SUDUTNEWS | Setiap anggota DPR memiliki kekebalan hukum atau hak imunitas ketika sedang melaksanakan tugasnya sebagai anggota dewan. Hal itu disampaikan oleh Wakil Ketua DPR Fahri Hamzah menanggapi lontaran Kapolri Jenderal Tito Karnavian soal rencana menyidik dugaan makar yang dilakukannya bersama koleganya Fadli Zon dari Gerindra yang ikut aksi 4 November lalu.
Secara pribadi Fahri mengingatkan Jenderal Tito agar benar-benar mengacu kepada hukum, tidak bergantung kepada kekuasaan. Fahri juga meminta Tito mengingat bahwa untuk jadi Kapolri, Fahri terlibat mengurusnya.
"Saya hanya mengingatkan kepada Tito untuk tidak berbicara sembarangan. Dia jenderal baru, dan saya juga salah satu yang urus dia untuk menjadi Kapolri. Tolong jaga diri baik-baik. Jangan bergantung pada kekuasaan karena kekuasaan bisa jatuh," kata Fahri.
Menurutnya, harusnya Tito memahami soal detil hukum, khususnya mengenai pembagian kelembagaan demokrasi. Yakni eksekutif, legislatif, dan yudikatif, yang masing-masing memiliki tugas serta kewenangannya. Apabila Pemerintah bertugas menjalankan pemerintahan dengan menggunakan APBN, maka DPR memiliki tugas yang salah satunya mengawasi jalannya pemerintahan.
"DPR memiliki tugas, salah satunya pengawasan.

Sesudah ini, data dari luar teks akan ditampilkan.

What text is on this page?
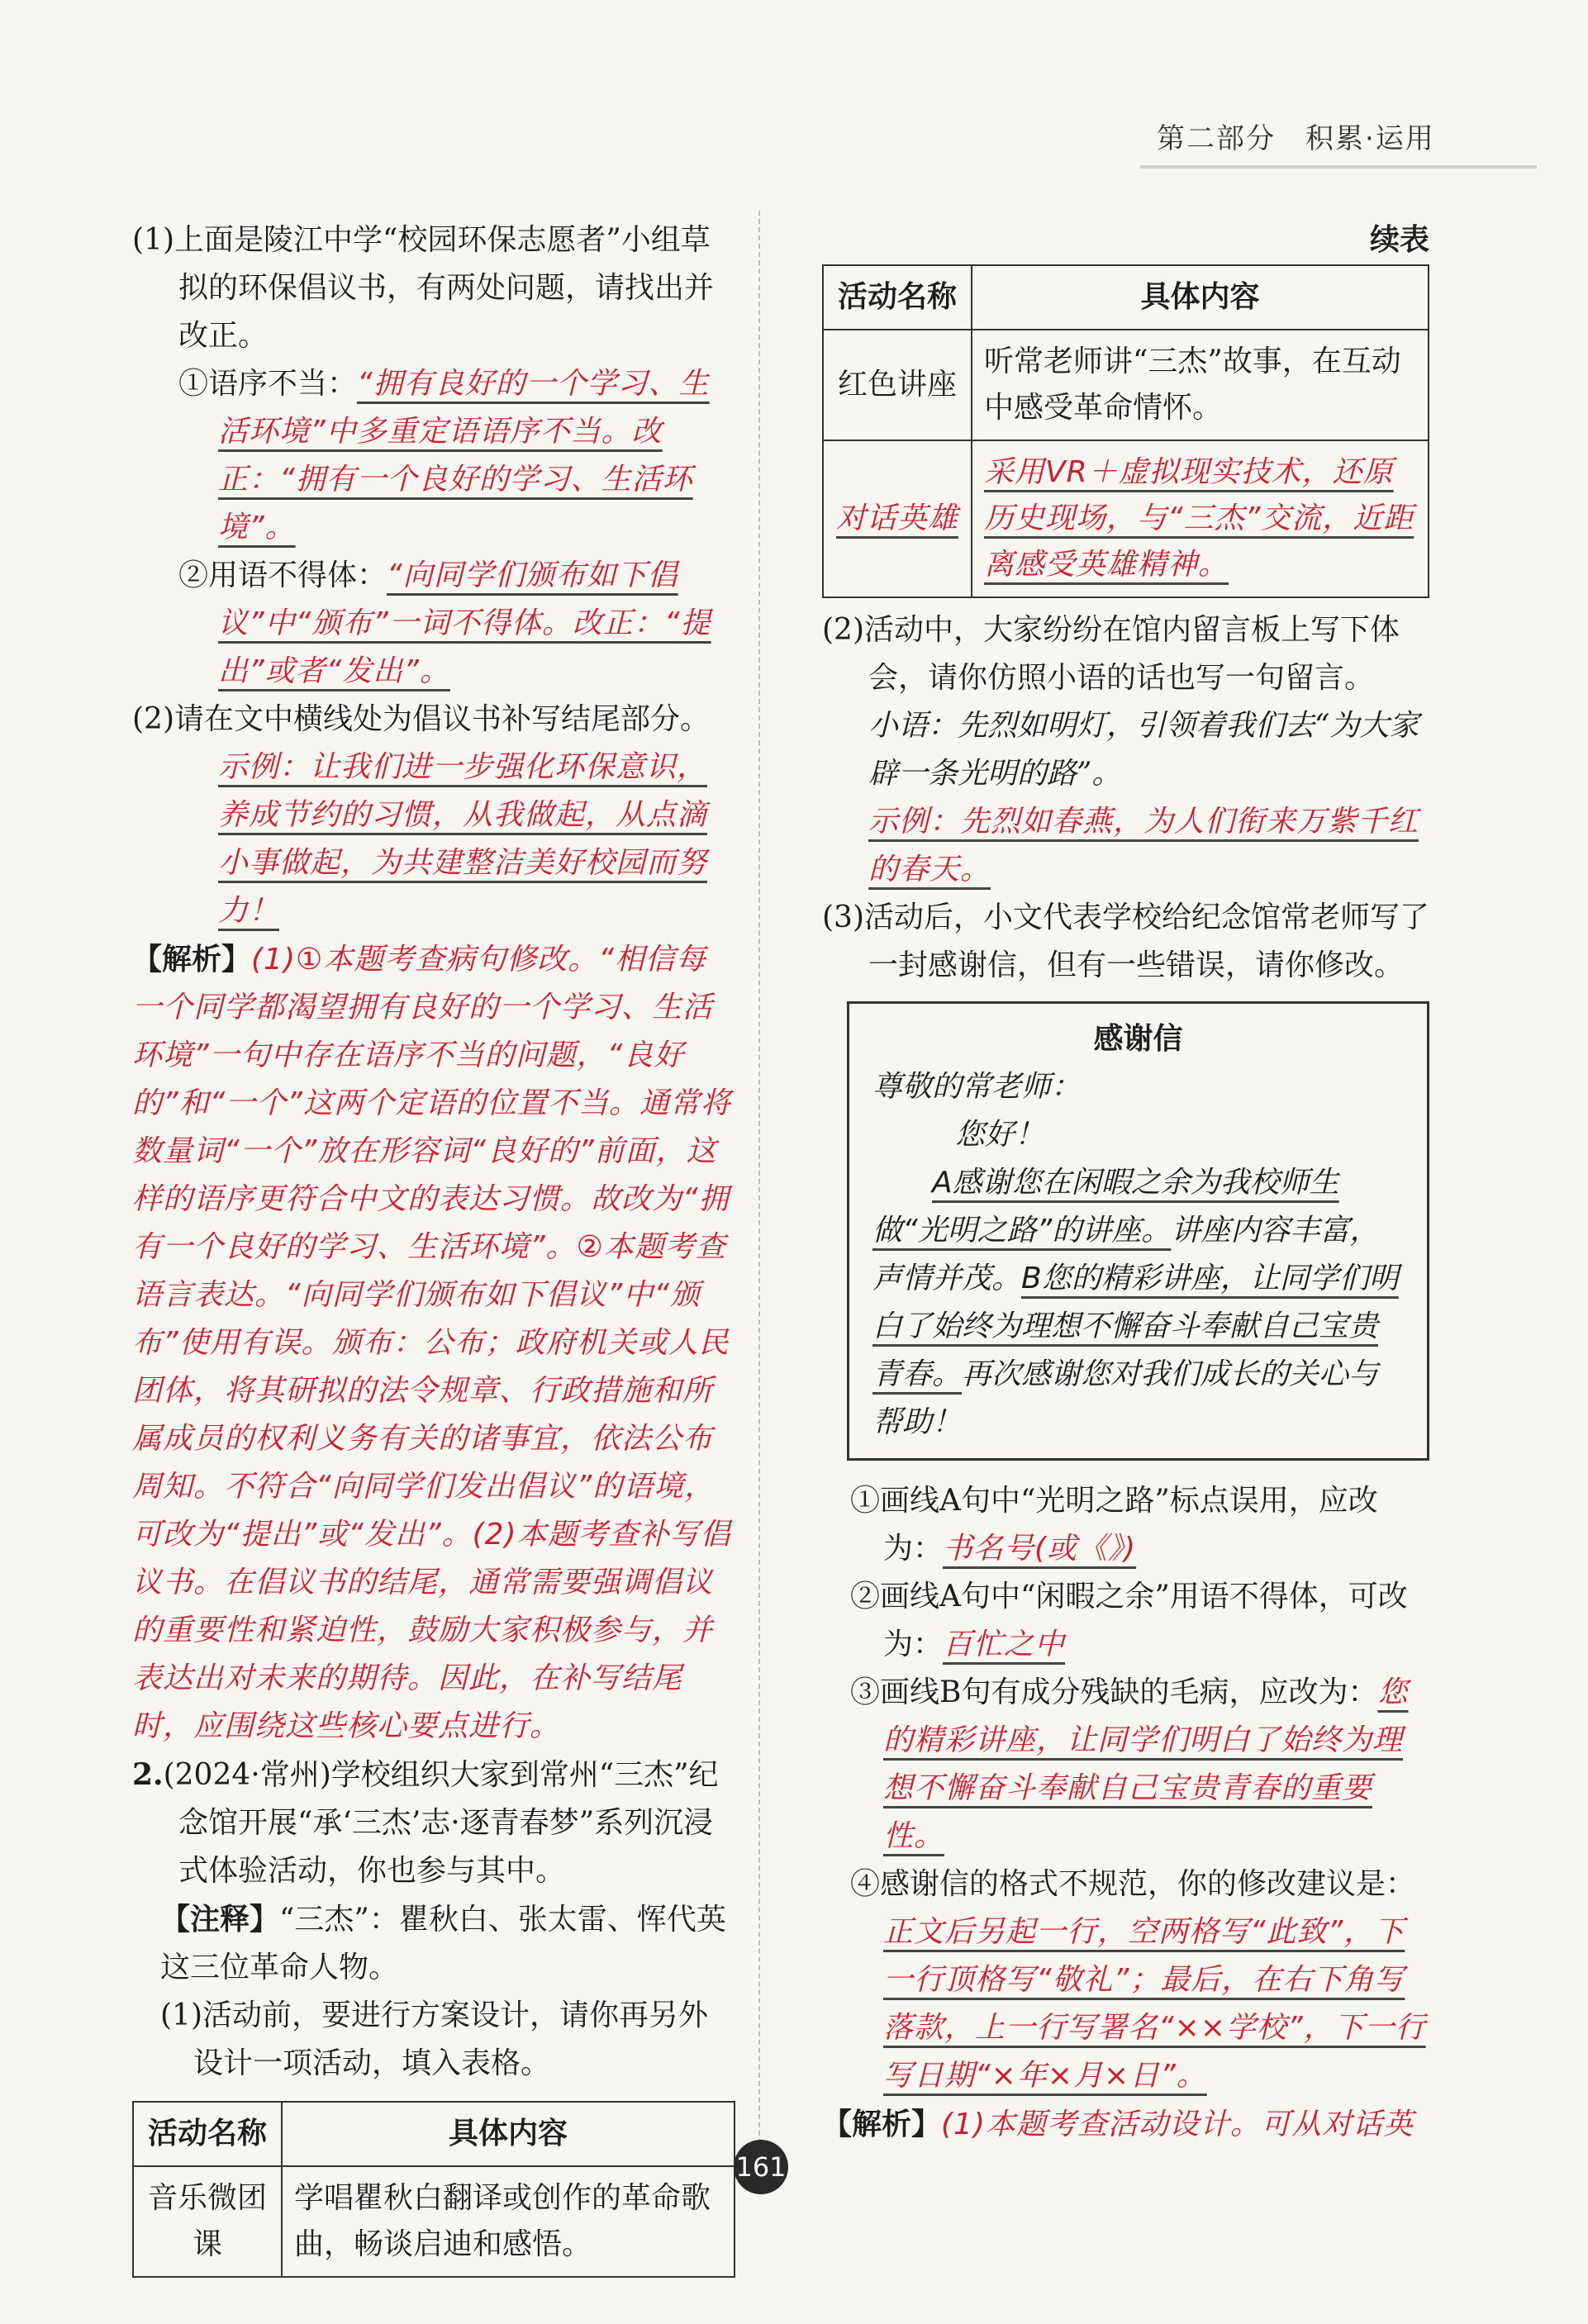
第二部分　积累·运用

(1)上面是陵江中学“校园环保志愿者”小组草拟的环保倡议书，有两处问题，请找出并改正。

①语序不当：“拥有良好的一个学习、生活环境”中多重定语语序不当。改正：“拥有一个良好的学习、生活环境”。

②用语不得体：“向同学们颁布如下倡议”中“颁布”一词不得体。改正：“提出”或者“发出”。

(2)请在文中横线处为倡议书补写结尾部分。

示例：让我们进一步强化环保意识，养成节约的习惯，从我做起，从点滴小事做起，为共建整洁美好校园而努力！

【解析】(1)①本题考查病句修改。“相信每一个同学都渴望拥有良好的一个学习、生活环境”一句中存在语序不当的问题，“良好的”和“一个”这两个定语的位置不当。通常将数量词“一个”放在形容词“良好的”前面，这样的语序更符合中文的表达习惯。故改为“拥有一个良好的学习、生活环境”。②本题考查语言表达。“向同学们颁布如下倡议”中“颁布”使用有误。颁布：公布；政府机关或人民团体，将其研拟的法令规章、行政措施和所属成员的权利义务有关的诸事宜，依法公布周知。不符合“向同学们发出倡议”的语境，可改为“提出”或“发出”。(2)本题考查补写倡议书。在倡议书的结尾，通常需要强调倡议的重要性和紧迫性，鼓励大家积极参与，并表达出对未来的期待。因此，在补写结尾时，应围绕这些核心要点进行。

2.(2024·常州)学校组织大家到常州“三杰”纪念馆开展“承‘三杰’志·逐青春梦”系列沉浸式体验活动，你也参与其中。

【注释】“三杰”：瞿秋白、张太雷、恽代英这三位革命人物。

(1)活动前，要进行方案设计，请你再另外设计一项活动，填入表格。

活动名称	具体内容
音乐微团课	学唱瞿秋白翻译或创作的革命歌曲，畅谈启迪和感悟。

续表

活动名称	具体内容
红色讲座	听常老师讲“三杰”故事，在互动中感受革命情怀。
对话英雄	采用VR＋虚拟现实技术，还原历史现场，与“三杰”交流，近距离感受英雄精神。

(2)活动中，大家纷纷在馆内留言板上写下体会，请你仿照小语的话也写一句留言。

小语：先烈如明灯，引领着我们去“为大家辟一条光明的路”。

示例：先烈如春燕，为人们衔来万紫千红的春天。

(3)活动后，小文代表学校给纪念馆常老师写了一封感谢信，但有一些错误，请你修改。

感谢信

尊敬的常老师：

您好！

A感谢您在闲暇之余为我校师生做“光明之路”的讲座。讲座内容丰富，声情并茂。B您的精彩讲座，让同学们明白了始终为理想不懈奋斗奉献自己宝贵青春。再次感谢您对我们成长的关心与帮助！

①画线A句中“光明之路”标点误用，应改为：书名号(或《》)

②画线A句中“闲暇之余”用语不得体，可改为：百忙之中

③画线B句有成分残缺的毛病，应改为：您的精彩讲座，让同学们明白了始终为理想不懈奋斗奉献自己宝贵青春的重要性。

④感谢信的格式不规范，你的修改建议是：正文后另起一行，空两格写“此致”，下一行顶格写“敬礼”；最后，在右下角写落款，上一行写署名“××学校”，下一行写日期“×年×月×日”。

【解析】(1)本题考查活动设计。可从对话英

161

Dan untuk menjalankan semua tugasnya, DPR memiliki hak imunitas dan tidak boleh dipidana dalam menjalankan tugas," kata Fahri Hamzah, Selasa (7/11).
Ditegaskannya, hal itu secara jelas tertuang di UUD 1945. Karena kekhususan itu pula, maka DPR memiliki UU MD3 yang mengatur adanya Majelis Kehormatan Dewan yang bertugas menyidangkan anggota yang dianggap melanggar etika.

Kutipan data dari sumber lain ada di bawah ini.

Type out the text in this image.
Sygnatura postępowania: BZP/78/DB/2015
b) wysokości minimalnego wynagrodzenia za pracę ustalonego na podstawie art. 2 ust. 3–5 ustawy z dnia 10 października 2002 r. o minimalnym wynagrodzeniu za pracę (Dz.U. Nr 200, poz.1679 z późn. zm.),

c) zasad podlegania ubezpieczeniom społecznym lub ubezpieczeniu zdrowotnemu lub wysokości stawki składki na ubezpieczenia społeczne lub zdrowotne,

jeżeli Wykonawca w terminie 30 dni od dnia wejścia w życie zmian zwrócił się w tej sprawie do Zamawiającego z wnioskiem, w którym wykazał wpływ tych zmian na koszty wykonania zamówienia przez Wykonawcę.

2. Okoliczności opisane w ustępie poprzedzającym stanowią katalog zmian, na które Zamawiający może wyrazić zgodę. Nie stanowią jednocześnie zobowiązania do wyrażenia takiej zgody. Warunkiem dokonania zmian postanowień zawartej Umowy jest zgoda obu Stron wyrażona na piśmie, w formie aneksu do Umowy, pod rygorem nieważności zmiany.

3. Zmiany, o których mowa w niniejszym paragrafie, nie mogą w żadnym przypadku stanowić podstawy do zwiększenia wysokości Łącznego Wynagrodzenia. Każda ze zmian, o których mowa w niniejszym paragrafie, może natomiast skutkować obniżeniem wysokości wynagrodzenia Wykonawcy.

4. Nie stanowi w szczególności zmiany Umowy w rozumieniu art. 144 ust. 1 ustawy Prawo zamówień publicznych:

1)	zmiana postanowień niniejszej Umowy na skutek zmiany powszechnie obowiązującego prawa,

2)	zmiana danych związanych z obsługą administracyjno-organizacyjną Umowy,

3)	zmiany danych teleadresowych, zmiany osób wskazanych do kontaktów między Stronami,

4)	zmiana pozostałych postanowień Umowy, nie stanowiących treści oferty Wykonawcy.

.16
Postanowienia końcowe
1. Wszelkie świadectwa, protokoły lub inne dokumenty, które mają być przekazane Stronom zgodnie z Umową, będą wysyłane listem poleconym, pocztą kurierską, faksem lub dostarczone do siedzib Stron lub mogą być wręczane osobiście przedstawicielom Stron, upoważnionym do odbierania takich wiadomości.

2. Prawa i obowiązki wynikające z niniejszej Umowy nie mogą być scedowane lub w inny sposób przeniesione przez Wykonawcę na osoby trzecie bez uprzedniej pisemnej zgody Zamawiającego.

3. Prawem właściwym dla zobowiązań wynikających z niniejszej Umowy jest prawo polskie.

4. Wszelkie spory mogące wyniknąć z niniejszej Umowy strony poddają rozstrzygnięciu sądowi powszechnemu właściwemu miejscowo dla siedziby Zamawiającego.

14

Sebelumnya, Fadli Zon dari Fraksi Partai Gerindra juga sudah berkali-kali menekankan bahwa keberadaan mereka di demo 4 November adalah dalam rangka menjalankan tugas pengawasan. Sebagai Koordinator Polkam, Fadli mengatakan dirinya hendak memastikan Kepolisian mengusut tuntas kasus dugaan penistaan agama diduga dilakukan oleh Gubernur Basuki Tjahaja Purnama.
Masuk ke substansi pernyataannya yang dianggap berpotensi makar, Fahri mengatakan bahwa ketika dia menyebut pemerintahan Jokowi bisa dijatuhkan, hal itu bersifat normatif tanpa substansi makar. Kata Fahri, cara-cara menjatuhkan sebuah pemerintahan itu memang sudah tertera dan diatur di UUD 1945.

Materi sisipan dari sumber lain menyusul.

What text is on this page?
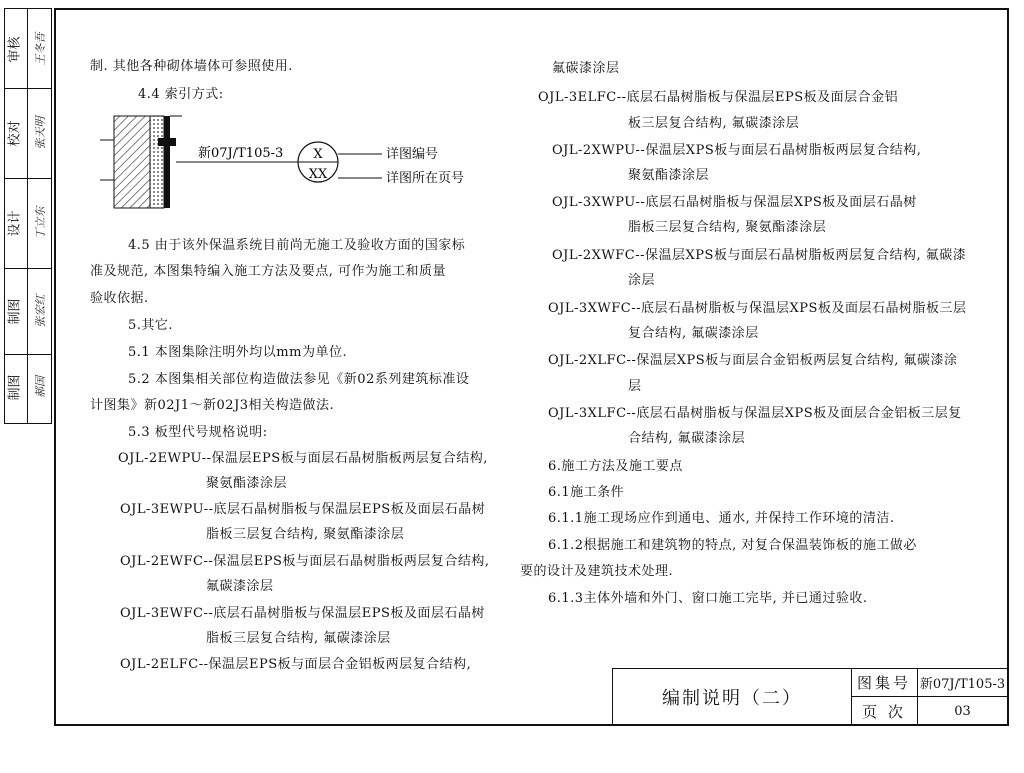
审核 王冬吾
校对 张天明
设计 丁立东
制图 张宏红
制图 郝国
制. 其他各种砌体墙体可参照使用.
4.4 索引方式:
新07J/T105-3 X
XX
详图编号
详图所在页号
4.5 由于该外保温系统目前尚无施工及验收方面的国家标
准及规范, 本图集特编入施工方法及要点, 可作为施工和质量
验收依据.
5.其它.
5.1 本图集除注明外均以mm为单位.
5.2 本图集相关部位构造做法参见《新02系列建筑标准设
计图集》新02J1～新02J3相关构造做法.
5.3 板型代号规格说明:
OJL-2EWPU--保温层EPS板与面层石晶树脂板两层复合结构,
聚氨酯漆涂层
OJL-3EWPU--底层石晶树脂板与保温层EPS板及面层石晶树
脂板三层复合结构, 聚氨酯漆涂层
OJL-2EWFC--保温层EPS板与面层石晶树脂板两层复合结构,
氟碳漆涂层
OJL-3EWFC--底层石晶树脂板与保温层EPS板及面层石晶树
脂板三层复合结构, 氟碳漆涂层
OJL-2ELFC--保温层EPS板与面层合金铝板两层复合结构,
氟碳漆涂层
OJL-3ELFC--底层石晶树脂板与保温层EPS板及面层合金铝
板三层复合结构, 氟碳漆涂层
OJL-2XWPU--保温层XPS板与面层石晶树脂板两层复合结构,
聚氨酯漆涂层
OJL-3XWPU--底层石晶树脂板与保温层XPS板及面层石晶树
脂板三层复合结构, 聚氨酯漆涂层
OJL-2XWFC--保温层XPS板与面层石晶树脂板两层复合结构, 氟碳漆
涂层
OJL-3XWFC--底层石晶树脂板与保温层XPS板及面层石晶树脂板三层
复合结构, 氟碳漆涂层
OJL-2XLFC--保温层XPS板与面层合金铝板两层复合结构, 氟碳漆涂
层
OJL-3XLFC--底层石晶树脂板与保温层XPS板及面层合金铝板三层复
合结构, 氟碳漆涂层
6.施工方法及施工要点
6.1施工条件
6.1.1施工现场应作到通电、通水, 并保持工作环境的清洁.
6.1.2根据施工和建筑物的特点, 对复合保温装饰板的施工做必
要的设计及建筑技术处理.
6.1.3主体外墙和外门、窗口施工完毕, 并已通过验收.
编制说明（二）
图集号 新07J/T105-3
页 次	03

"Ini negara demokrasi dan sah saja jika pemerintahan dijatuhkan kalau memang harus dilakukan. Indonesia bukan negara totaliter dimana menanyakan umur raja saja bisa kena pasal. Ini negara demokrasi bung, menjatuhkan presiden juga sudah diatur," kata dia.
Dilanjutkannya, aksi 4 November adalah murni gerakan massa dari ormas Islam dan elemen rakyat. Mereka marah dengan sikap pemerintah yang cenderung dianggap melindungi Gubernur Basuki. "Jadi tidak benar kalau kudeta. Selama TNI tidak sepakat, tak ada yang namanya kudeta."